A battle looms over who should pay for a project that would give police easier access to service provider networks.
The federal government is considering changing the Criminal Code to give law enforcement groups the tools to intercept e-mail and Web correspondence.
According to Justice Canada, the federal department undertaking this review of “lawful access” rules, the police say they need greater interception capabilities to help capture those who use the Internet to plan nefarious deeds.
Noting potential privacy and cost implications, the feds held a public consultation last year to glean thoughts on the matter. Justice Canada published a summary of the comments in August.
The cost debate provides a glimpse into just how difficult a path the government faces with lawful access legislation: who should pay for new intercept-ready switches, routers and storage media that might be required for lawful access?
ISPs say it’s Ottawa’s bill.
“Because these obligations are being imposed upon us for a government purpose…government should pay for it,” said Jay Thomson, president of the Canadian Association of Internet Providers (CAIP) in Ottawa.
The police say service providers should pay, contending that the government should keep ISPs “from…recovering infrastructure costs from law enforcement agencies,” according to Justice Canada’s “Summary of Submissions to the Lawful Access Consultation” on the department’s Web site.
Thomson said most Canadian ISPs are small operations that cannot afford new intercept-ready equipment. As well, “ultimately any business…passes its costs onto its customers.” If service providers have to buy new gear, users will pay the price.
But John Boufford, director of advocacy for the Canadian Information Processing Society (CIPS), said “users are going to bear the cost one way or another. If law enforcement pays for it, it’s tax dollars at work.”
Boufford said CIPS sees lawful access as “a civic responsibility” for ISPs.
“Banks are faced with reporting certain activities around money laundering statutes….I’m not aware of any financial help that went their way to offset the cost of implementing this monitoring and reporting.”
But certain questions about lawful access remain unanswered.
“The whole issue of who is a service provider and who is not, I don’t think has been resolved,” Boufford said, indicating concerns that enterprises operating their own networks might also have to install interception equipment.

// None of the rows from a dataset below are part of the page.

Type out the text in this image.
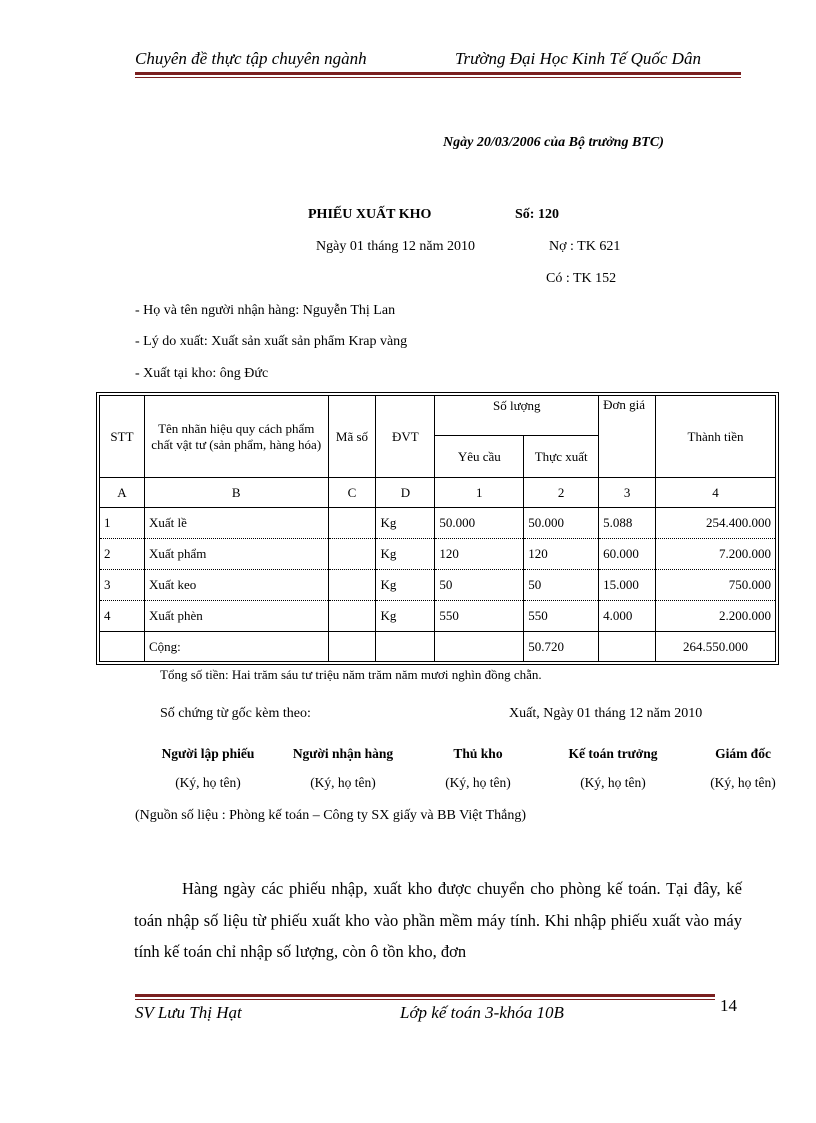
Chuyên đề thực tập chuyên ngành	Trường Đại Học Kinh Tế Quốc Dân
Ngày 20/03/2006 của Bộ trưởng BTC)
PHIẾU XUẤT KHO	Số: 120
Ngày 01 tháng 12 năm 2010	Nợ : TK 621
Có : TK 152
- Họ và tên người nhận hàng: Nguyễn Thị Lan
- Lý do xuất: Xuất sản xuất sản phẩm Krap vàng
- Xuất tại kho: ông Đức
STT	Tên nhãn hiệu quy cách phẩm chất vật tư (sản phẩm, hàng hóa)	Mã số	ĐVT	Số lượng		Đơn giá	Thành tiền
				Yêu cầu	Thực xuất		
A	B	C	D	1	2	3	4
1	Xuất lề		Kg	50.000	50.000	5.088	254.400.000
2	Xuất phẩm		Kg	120	120	60.000	7.200.000
3	Xuất keo		Kg	50	50	15.000	750.000
4	Xuất phèn		Kg	550	550	4.000	2.200.000
	Cộng:				50.720		264.550.000
Tổng số tiền: Hai trăm sáu tư triệu năm trăm năm mươi nghìn đồng chẵn.
Số chứng từ gốc kèm theo:	Xuất, Ngày 01 tháng 12 năm 2010
Người lập phiếu	Người nhận hàng	Thủ kho	Kế toán trưởng	Giám đốc
(Ký, họ tên)	(Ký, họ tên)	(Ký, họ tên)	(Ký, họ tên)	(Ký, họ tên)
(Nguồn số liệu : Phòng kế toán – Công ty SX giấy và BB Việt Thắng)
Hàng ngày các phiếu nhập, xuất kho được chuyển cho phòng kế toán. Tại đây, kế toán nhập số liệu từ phiếu xuất kho vào phần mềm máy tính. Khi nhập phiếu xuất vào máy tính kế toán chỉ nhập số lượng, còn ô tồn kho, đơn
SV Lưu Thị Hạt	Lớp kế toán 3-khóa 10B	14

In an earlier interview Thomson said he’s sure the government doesn’t mean to apply new lawful access rules to enterprises. But he still has reservations.
“We don’t know what kind of costs we’re talking about here, because we don’t know what the technical and administrative obligations would actually be.”

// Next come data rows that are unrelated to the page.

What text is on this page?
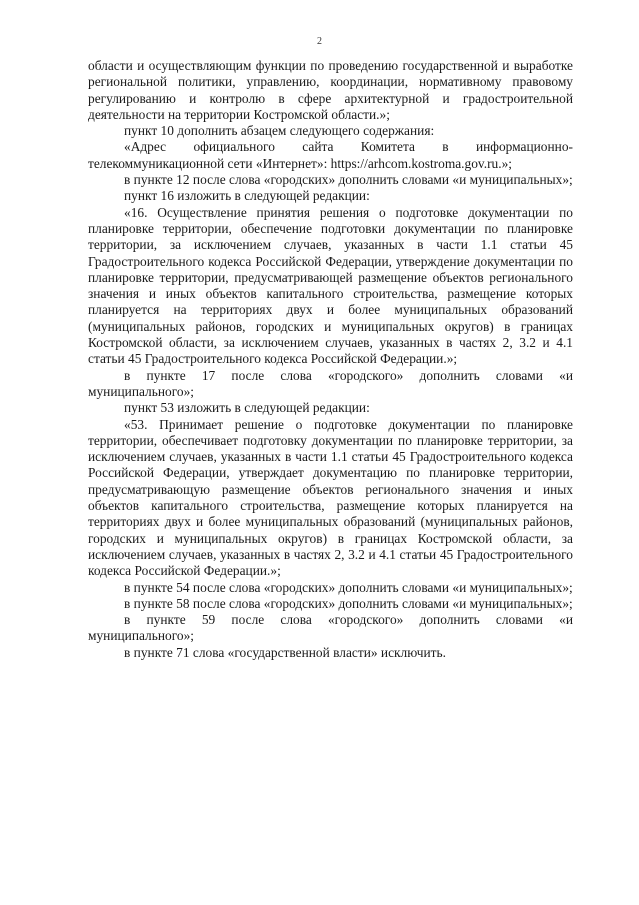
2

области и осуществляющим функции по проведению государственной и выработке региональной политики, управлению, координации, нормативному правовому регулированию и контролю в сфере архитектурной и градостроительной деятельности на территории Костромской области.»;

пункт 10 дополнить абзацем следующего содержания:

«Адрес официального сайта Комитета в информационно-телекоммуникационной сети «Интернет»: https://arhcom.kostroma.gov.ru.»;

в пункте 12 после слова «городских» дополнить словами «и муниципальных»;

пункт 16 изложить в следующей редакции:

«16. Осуществление принятия решения о подготовке документации по планировке территории, обеспечение подготовки документации по планировке территории, за исключением случаев, указанных в части 1.1 статьи 45 Градостроительного кодекса Российской Федерации, утверждение документации по планировке территории, предусматривающей размещение объектов регионального значения и иных объектов капитального строительства, размещение которых планируется на территориях двух и более муниципальных образований (муниципальных районов, городских и муниципальных округов) в границах Костромской области, за исключением случаев, указанных в частях 2, 3.2 и 4.1 статьи 45 Градостроительного кодекса Российской Федерации.»;

в пункте 17 после слова «городского» дополнить словами «и муниципального»;

пункт 53 изложить в следующей редакции:

«53. Принимает решение о подготовке документации по планировке территории, обеспечивает подготовку документации по планировке территории, за исключением случаев, указанных в части 1.1 статьи 45 Градостроительного кодекса Российской Федерации, утверждает документацию по планировке территории, предусматривающую размещение объектов регионального значения и иных объектов капитального строительства, размещение которых планируется на территориях двух и более муниципальных образований (муниципальных районов, городских и муниципальных округов) в границах Костромской области, за исключением случаев, указанных в частях 2, 3.2 и 4.1 статьи 45 Градостроительного кодекса Российской Федерации.»;

в пункте 54 после слова «городских» дополнить словами «и муниципальных»;

в пункте 58 после слова «городских» дополнить словами «и муниципальных»;

в пункте 59 после слова «городского» дополнить словами «и муниципального»;

в пункте 71 слова «государственной власти» исключить.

In the Frequently Asked Questions section of its lawful access Web page, Justice Canada tries to address one big privacy and cost concern for ISPs: will they have to catalogue every user’s online activities and pay for the technology to store the ensuing petabytes of info?
The FAQ says Justice Canada doesn’t want such deep “data retention.” But Lawrence Surtees is skeptical. An analyst with IDC Canada Ltd., he noted that Canada has signed a European Union (EU) cyber-crime convention, and plans to ratify it in the future.
Surtees said the EU agreement might require data retention. And if the EU wants retention, Canada would have to oblige.
“Now you’re prescribing way more complex upgrades,” he said.